Credit for couples – why is it worth taking out a loan together?
Obtaining a loan as a couple is generally a good way to gain financial flexibility. Your chances of loan approval increase significantly if you mention your partner on the application. This improves your creditworthiness, allowing you to request a larger amount and avoid loan rejection. The prerequisite is that you both live in the same household.
Thanks to your shared income, you have more financial resources for loan repayment, as you can also share common expenses. Banks generally take your partner into account, even if you are not married, as long as you are in a registered partnership.
In short, this means that by mentioning your partner on the loan application, you significantly improve your creditworthiness and your chances of receiving a positive loan decision.
Solvency
Borrowers' creditworthiness plays a crucial role for banks when granting credit. Having an additional person involved often increases the bank's confidence that the loan will be repaid on time. Therefore, whether you're applying for a new personal loan or looking to increase an existing one, taking out a loan together can significantly boost your creditworthiness.
If both partners have a good credit history, this can lead to better loan terms. Banks often assess creditworthiness based on the combined income and financial obligations of both partners. This can allow you to obtain a larger loan amount or pay lower interest rates.
Responsibility
In principle, a joint loan also means joint responsibility. This means that both partners are responsible for the entire loan amount. This can have advantages, as the bank has greater security and may be able to offer better terms. On the other hand, both partners must be aware that they are equally responsible in the event of payment difficulties or default by the other partner.
However, it often happens that the loan agreement only names one of the two partners. Although your spouse is taken into account for the creditworthiness assessment, they assume no responsibility for the loan in this case. If the loan agreement is therefore concluded solely with you, you are solely responsible for repayment as the borrower.
An exception may exist for very large loan amounts, typically starting at €80,000. In such cases, a bank might require additional guarantees or consider a co-signature from the other partner to secure the loan.
Death of partner
When a spouse dies, the question often arises as to whether the surviving partner is responsible for the deceased partner's debts. In principle, both assets and debts are passed on to the estate. This means that loans also fall under this category – provided that both partners jointly signed the loan agreement and the surviving partner is considered a true borrower.

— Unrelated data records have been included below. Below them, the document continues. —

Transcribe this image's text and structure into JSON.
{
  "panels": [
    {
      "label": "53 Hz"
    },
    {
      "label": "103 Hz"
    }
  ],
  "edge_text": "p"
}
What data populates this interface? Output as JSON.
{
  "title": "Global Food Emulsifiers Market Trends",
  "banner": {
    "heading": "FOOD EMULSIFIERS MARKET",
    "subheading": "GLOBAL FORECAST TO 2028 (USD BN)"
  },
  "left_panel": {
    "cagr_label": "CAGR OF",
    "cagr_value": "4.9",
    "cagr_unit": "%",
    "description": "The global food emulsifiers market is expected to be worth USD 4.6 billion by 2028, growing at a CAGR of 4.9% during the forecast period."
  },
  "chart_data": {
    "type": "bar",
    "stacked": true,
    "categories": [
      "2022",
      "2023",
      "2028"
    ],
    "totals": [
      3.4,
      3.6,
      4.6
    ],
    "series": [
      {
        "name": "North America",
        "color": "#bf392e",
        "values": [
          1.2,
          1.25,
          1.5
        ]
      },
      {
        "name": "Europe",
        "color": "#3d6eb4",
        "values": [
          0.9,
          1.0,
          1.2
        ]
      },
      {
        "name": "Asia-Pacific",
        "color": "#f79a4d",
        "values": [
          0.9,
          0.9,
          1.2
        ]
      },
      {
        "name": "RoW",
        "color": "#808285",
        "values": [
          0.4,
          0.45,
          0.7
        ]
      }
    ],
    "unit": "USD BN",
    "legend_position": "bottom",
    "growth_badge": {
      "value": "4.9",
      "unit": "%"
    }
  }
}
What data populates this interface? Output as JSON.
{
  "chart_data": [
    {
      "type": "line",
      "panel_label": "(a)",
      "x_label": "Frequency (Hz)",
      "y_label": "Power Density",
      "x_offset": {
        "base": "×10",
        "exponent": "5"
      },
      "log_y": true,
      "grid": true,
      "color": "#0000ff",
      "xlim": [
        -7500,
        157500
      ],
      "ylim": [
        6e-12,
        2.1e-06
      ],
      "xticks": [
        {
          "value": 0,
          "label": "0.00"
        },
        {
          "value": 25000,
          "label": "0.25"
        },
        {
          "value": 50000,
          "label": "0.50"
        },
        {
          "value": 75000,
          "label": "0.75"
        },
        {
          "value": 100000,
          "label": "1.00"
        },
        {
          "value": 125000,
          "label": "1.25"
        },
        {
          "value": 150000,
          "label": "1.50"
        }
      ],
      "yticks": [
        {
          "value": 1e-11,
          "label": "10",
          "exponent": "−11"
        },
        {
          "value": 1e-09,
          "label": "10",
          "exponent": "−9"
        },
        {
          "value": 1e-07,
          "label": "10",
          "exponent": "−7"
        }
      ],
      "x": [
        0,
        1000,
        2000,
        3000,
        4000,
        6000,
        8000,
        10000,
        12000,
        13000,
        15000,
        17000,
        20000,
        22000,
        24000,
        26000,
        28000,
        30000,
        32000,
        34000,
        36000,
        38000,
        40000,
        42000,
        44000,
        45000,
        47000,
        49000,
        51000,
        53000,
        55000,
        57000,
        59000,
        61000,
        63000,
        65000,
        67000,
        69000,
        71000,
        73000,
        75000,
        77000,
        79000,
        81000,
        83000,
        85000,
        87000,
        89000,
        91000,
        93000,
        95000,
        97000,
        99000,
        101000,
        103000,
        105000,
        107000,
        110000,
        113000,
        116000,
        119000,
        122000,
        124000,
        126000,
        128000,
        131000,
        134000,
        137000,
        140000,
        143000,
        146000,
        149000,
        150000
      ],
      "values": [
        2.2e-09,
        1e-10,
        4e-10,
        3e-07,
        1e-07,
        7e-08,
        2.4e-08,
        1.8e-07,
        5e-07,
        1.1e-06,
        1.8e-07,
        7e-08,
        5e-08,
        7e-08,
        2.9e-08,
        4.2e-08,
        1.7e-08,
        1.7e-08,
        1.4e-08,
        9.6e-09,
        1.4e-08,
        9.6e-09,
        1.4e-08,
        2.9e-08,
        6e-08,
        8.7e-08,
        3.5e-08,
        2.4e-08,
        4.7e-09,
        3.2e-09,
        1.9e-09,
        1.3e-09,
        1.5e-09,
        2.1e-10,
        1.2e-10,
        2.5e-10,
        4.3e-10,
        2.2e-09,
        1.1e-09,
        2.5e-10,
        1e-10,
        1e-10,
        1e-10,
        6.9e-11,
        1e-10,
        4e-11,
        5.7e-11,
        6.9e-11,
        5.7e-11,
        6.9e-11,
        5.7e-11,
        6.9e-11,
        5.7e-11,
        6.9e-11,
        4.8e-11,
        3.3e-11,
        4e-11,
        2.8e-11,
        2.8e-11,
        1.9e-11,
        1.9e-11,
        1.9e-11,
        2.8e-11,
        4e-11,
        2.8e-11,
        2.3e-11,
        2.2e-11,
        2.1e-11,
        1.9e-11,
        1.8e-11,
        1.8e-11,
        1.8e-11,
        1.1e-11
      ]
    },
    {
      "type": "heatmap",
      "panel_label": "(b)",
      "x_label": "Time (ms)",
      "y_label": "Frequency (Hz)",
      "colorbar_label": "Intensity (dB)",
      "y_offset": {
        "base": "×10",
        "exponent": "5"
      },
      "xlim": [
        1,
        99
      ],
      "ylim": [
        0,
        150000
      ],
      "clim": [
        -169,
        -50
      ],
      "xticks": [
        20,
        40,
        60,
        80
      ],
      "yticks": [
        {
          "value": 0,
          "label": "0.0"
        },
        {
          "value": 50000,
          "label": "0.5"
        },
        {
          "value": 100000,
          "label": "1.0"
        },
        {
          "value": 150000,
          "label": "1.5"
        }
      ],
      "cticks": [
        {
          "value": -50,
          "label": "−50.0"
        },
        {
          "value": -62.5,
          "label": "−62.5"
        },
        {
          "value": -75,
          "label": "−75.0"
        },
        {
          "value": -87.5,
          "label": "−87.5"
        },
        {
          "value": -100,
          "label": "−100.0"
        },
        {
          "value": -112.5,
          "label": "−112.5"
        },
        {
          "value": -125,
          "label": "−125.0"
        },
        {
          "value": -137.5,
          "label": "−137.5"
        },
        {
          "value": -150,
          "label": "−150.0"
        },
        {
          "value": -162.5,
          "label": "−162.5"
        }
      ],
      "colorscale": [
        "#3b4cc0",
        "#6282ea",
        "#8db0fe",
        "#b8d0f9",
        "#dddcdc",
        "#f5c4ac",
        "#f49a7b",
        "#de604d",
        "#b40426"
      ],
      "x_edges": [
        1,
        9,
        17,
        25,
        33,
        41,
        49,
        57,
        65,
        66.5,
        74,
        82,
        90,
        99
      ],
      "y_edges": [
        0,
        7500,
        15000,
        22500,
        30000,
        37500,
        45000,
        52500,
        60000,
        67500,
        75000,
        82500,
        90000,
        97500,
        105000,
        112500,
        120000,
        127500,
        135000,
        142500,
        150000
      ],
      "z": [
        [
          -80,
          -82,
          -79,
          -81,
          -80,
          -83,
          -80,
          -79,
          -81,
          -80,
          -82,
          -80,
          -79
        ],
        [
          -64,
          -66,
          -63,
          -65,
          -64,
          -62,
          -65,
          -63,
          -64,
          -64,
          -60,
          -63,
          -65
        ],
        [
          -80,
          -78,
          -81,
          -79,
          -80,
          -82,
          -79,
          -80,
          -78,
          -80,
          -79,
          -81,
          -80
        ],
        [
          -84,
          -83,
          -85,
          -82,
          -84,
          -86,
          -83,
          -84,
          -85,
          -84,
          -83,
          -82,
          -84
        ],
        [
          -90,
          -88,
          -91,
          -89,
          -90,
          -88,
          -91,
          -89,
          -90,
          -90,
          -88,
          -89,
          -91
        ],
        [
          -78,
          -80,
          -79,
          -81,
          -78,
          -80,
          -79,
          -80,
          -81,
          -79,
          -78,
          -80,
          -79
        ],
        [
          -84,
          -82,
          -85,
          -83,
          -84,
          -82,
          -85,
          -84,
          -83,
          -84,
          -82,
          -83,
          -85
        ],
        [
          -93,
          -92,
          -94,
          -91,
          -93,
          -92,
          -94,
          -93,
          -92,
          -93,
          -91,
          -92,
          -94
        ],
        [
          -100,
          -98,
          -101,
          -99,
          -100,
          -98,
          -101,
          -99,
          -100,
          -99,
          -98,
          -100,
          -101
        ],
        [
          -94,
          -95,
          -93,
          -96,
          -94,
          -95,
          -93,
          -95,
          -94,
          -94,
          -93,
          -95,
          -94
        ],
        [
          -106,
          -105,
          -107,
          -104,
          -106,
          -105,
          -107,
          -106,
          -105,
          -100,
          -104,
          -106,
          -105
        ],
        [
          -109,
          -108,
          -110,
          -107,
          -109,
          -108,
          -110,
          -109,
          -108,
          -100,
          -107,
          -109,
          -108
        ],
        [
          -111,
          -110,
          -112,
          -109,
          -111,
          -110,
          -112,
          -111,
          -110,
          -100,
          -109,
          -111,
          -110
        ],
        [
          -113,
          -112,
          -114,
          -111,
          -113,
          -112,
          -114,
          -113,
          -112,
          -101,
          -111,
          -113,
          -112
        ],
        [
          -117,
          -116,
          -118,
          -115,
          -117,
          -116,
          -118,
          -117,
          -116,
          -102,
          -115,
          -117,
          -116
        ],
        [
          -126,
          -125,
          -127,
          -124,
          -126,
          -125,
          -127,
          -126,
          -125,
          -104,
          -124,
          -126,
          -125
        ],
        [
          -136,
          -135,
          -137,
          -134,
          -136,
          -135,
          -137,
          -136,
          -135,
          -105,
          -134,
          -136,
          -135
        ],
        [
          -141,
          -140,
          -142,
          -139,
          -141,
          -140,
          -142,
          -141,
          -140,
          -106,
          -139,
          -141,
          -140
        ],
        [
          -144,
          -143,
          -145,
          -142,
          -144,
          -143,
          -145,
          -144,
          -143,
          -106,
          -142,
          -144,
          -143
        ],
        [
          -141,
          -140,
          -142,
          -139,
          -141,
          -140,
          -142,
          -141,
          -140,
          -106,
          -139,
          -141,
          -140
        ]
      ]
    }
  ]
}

In such cases, the surviving partner bears a share of responsibility for the loan. This occurs because both partners had a genuine interest in the loan. This is an important point that couples should consider when deciding on a joint loan. Careful planning and, if necessary, appropriate insurance can be helpful in minimizing the financial burden.
Unmarried couples
Taking out a joint loan can also be an option for unmarried couples. Some banks offer this option, which is primarily used to optimize household budgets. The advantage lies in the fact that monthly expenses can be split between the two partners, potentially allowing them to borrow a larger amount.
If, in addition, the other partner has a strong financial situation, not only do the chances of receiving a positive loan decision increase, but it's also possible to obtain better rates and terms. With two incomes and shared expenses, the loan amount can be increased, which may lead to more favorable terms, depending on the bank.
Finally, you can claim the loan on your tax return to deduct the interest payments. For couples, therefore, borrowing together can be a very sensible option.
Joint loan for couples: how to obtain a joint loan?
If you wish to take out a joint loan with your partner, you must first obtain their consent. This consent can be given verbally, as your partner does not necessarily have to co-sign the loan agreement, since joint liability is not desired. Next, you can complete your online loan application with your partner's details so they can be considered during the creditworthiness assessment.
You must then verify your information and your partner's details with the relevant documents, such as a copy of your ID and a payslip. The rest of the loan process then proceeds as usual:
Submit the loan application online.
Sign the loan agreement.
Receive the requested loan amount in your (joint) account after the 14-day cooling-off period has expired.